Google today announced of rolling out HTTPS, to YouTube other parts of the site, in addition to login process, which already uses HTTPS to encrypt sensitive data. "The first place you may see HTTPS YouTube URLs is in various embed codes, all of which currently support HTTPS in addition to the standard HTTP. Anyone can try HTTPS with YouTube embeds today--simply change the protocol portion of the URL from http to https. For e.g., http://www.youtube.com/embed/Zhawgd0REhA becomes https://www.youtube.com/embed/Zhawgd0REhA. This applies to URLs found in our newer
<iframe> embeds as well as our older-style
<object> + <embed> codes," explains Google.

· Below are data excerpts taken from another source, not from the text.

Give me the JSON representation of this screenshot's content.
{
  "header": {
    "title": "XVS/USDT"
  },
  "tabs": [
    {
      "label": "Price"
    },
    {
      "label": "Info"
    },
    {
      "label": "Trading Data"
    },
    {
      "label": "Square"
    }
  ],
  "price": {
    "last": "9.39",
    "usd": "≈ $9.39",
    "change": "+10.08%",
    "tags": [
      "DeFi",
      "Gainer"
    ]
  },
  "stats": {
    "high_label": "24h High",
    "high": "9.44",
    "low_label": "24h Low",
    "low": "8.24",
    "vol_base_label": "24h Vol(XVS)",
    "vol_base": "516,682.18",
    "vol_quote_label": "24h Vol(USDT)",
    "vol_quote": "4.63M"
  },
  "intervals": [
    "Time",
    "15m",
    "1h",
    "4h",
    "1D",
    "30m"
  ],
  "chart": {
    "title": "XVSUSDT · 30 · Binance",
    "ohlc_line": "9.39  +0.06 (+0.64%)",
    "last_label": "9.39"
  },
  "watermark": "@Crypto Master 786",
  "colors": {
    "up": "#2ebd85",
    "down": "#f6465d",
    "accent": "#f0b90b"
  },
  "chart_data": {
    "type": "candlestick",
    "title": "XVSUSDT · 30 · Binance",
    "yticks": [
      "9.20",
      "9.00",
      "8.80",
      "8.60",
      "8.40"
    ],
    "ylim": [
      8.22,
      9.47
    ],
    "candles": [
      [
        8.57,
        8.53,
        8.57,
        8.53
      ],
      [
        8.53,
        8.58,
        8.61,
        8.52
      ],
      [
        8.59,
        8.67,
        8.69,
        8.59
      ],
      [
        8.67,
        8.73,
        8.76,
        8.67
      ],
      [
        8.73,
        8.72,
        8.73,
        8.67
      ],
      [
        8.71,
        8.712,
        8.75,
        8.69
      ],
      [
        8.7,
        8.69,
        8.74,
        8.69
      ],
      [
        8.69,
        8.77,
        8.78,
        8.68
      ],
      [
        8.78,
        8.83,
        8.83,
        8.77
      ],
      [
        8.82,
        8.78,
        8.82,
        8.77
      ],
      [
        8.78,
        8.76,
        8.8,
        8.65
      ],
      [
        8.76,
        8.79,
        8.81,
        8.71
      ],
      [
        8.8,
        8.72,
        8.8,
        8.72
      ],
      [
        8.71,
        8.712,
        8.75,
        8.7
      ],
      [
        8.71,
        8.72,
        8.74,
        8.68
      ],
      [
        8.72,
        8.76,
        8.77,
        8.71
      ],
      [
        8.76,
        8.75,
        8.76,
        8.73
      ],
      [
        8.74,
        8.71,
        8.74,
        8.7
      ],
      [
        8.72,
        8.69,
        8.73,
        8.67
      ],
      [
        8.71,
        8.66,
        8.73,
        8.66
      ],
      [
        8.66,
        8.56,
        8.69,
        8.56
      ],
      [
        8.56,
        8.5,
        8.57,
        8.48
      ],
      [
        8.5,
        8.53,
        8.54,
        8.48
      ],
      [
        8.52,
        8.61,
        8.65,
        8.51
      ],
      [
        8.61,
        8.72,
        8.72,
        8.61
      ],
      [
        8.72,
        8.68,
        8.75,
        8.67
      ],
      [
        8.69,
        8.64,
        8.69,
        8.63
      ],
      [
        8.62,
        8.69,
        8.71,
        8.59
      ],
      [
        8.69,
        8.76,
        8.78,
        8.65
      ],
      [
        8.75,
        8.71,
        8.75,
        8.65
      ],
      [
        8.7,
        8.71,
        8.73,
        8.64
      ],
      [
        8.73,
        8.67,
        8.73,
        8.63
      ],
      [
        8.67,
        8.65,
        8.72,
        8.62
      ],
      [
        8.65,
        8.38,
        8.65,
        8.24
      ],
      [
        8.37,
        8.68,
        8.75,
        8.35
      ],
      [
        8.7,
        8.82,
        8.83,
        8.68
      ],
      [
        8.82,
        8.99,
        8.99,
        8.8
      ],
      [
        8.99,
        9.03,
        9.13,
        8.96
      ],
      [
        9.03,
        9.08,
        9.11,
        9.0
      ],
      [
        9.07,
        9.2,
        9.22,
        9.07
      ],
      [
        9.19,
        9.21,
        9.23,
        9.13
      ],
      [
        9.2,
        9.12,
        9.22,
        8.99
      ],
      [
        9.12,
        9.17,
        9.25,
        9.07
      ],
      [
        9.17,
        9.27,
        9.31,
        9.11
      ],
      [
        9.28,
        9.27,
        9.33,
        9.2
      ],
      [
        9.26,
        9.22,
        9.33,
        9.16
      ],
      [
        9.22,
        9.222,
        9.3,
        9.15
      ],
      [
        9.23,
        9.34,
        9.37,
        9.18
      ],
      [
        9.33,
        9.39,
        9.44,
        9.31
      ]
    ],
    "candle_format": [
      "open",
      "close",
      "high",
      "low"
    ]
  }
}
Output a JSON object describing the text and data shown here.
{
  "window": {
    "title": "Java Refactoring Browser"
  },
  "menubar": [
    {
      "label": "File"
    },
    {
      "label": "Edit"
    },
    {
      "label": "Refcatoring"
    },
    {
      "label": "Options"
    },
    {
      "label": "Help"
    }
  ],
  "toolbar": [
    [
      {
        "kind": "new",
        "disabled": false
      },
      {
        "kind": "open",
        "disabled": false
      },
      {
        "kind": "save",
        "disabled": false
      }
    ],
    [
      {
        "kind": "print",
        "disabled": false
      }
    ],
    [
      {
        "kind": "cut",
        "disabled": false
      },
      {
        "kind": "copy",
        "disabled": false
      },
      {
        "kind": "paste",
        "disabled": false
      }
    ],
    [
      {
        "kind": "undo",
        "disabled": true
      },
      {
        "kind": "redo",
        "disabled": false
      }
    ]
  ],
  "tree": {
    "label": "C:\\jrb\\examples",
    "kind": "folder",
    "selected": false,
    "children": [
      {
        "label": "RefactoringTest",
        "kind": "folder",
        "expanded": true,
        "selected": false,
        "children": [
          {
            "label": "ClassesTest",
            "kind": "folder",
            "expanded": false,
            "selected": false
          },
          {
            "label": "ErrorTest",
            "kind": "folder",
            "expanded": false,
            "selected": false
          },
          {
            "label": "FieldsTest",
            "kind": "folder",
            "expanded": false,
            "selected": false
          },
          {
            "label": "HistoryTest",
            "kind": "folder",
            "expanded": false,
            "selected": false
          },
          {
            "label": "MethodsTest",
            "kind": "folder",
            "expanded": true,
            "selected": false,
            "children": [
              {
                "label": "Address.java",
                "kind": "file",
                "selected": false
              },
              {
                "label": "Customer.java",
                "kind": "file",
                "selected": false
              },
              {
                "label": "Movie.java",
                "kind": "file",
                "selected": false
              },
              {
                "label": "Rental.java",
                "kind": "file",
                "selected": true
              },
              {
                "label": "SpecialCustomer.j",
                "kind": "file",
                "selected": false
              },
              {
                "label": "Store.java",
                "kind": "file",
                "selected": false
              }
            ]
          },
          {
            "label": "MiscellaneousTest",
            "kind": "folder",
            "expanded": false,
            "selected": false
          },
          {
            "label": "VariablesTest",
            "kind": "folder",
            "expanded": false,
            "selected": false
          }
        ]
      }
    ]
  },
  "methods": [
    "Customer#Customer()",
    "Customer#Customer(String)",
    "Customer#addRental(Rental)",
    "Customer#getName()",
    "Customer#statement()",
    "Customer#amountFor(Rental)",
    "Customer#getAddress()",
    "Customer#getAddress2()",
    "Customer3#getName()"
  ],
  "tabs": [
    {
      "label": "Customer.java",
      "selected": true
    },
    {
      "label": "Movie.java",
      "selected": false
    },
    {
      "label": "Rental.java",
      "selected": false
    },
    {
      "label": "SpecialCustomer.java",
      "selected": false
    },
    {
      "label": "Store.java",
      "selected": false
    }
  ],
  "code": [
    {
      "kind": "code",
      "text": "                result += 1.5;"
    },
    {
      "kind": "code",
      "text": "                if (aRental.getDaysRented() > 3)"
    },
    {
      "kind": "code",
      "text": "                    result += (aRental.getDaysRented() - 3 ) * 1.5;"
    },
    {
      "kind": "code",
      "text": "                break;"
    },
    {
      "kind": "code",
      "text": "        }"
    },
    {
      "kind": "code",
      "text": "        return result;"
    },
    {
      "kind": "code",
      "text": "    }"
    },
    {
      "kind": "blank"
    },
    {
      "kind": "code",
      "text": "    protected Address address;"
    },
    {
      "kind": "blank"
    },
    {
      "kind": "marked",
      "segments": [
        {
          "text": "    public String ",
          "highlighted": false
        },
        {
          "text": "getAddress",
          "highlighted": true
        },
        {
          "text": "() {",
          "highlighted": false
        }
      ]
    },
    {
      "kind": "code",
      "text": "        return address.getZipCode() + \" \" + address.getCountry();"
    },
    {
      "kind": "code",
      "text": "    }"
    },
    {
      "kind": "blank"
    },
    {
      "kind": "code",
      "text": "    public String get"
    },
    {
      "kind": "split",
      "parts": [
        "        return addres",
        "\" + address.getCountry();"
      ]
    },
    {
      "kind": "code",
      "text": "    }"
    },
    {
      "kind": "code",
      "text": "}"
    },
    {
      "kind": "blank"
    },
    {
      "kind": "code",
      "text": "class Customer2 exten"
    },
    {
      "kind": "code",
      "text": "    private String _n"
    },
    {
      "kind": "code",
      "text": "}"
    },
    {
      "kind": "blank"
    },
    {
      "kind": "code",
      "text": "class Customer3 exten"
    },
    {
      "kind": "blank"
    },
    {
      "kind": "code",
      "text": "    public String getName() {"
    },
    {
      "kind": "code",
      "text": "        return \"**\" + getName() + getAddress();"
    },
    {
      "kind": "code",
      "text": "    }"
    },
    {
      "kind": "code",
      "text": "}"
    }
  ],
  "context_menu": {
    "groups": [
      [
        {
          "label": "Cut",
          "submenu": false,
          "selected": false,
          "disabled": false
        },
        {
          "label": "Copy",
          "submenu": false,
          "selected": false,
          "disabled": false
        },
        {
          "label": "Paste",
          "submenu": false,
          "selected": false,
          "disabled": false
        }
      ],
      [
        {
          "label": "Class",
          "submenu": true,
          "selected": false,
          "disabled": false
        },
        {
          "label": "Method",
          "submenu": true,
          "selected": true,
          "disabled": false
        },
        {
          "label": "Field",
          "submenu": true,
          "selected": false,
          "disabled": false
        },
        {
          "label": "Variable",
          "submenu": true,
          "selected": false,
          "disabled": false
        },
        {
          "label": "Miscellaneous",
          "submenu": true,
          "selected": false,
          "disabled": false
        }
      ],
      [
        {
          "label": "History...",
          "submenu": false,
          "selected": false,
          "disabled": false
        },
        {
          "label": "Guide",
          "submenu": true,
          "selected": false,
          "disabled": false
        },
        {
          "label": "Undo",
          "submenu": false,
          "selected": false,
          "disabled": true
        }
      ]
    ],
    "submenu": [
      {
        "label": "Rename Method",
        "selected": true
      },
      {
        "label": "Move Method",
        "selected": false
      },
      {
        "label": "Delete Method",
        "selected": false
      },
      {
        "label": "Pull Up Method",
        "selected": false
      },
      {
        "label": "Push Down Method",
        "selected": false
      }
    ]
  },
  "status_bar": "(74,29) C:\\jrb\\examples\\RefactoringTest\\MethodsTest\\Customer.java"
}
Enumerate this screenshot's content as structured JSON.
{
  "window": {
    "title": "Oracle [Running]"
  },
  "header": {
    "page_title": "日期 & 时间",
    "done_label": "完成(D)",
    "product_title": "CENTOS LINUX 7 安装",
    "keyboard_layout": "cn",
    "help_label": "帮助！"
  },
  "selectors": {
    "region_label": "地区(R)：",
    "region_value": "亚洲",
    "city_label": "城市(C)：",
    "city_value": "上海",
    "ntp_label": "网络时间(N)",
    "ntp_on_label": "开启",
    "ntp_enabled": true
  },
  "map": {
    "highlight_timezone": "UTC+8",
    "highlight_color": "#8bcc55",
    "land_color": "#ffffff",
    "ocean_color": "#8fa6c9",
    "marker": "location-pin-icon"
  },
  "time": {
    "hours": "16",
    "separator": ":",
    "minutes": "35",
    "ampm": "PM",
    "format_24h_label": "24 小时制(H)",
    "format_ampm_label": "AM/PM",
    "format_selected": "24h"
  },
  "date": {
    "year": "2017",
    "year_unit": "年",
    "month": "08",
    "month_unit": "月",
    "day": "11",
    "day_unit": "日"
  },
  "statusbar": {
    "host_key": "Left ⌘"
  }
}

"If any of your existing code attempts to parse YouTube embed URLs that're entered by end-users, it's important that you support both HTTP and HTTPS as the URL's protocol across all the varieties of YouTube embed codes.
Most web browsers will warn users when they access web pages via HTTPS that contain embedded content loaded via HTTP. If your main site is currently accessed via HTTPS, using new HTTPS URLs for your YouTube embeds will prevent your users from running into that warning," explains Google.
If your site can be accessed either via HTTP or HTTPS, you could employ protocol-relative URLs instead of hardcoding a value; //www.youtube.com/ will automatically resolve to HTTP or HTTPS depending on the protocol used by the host page.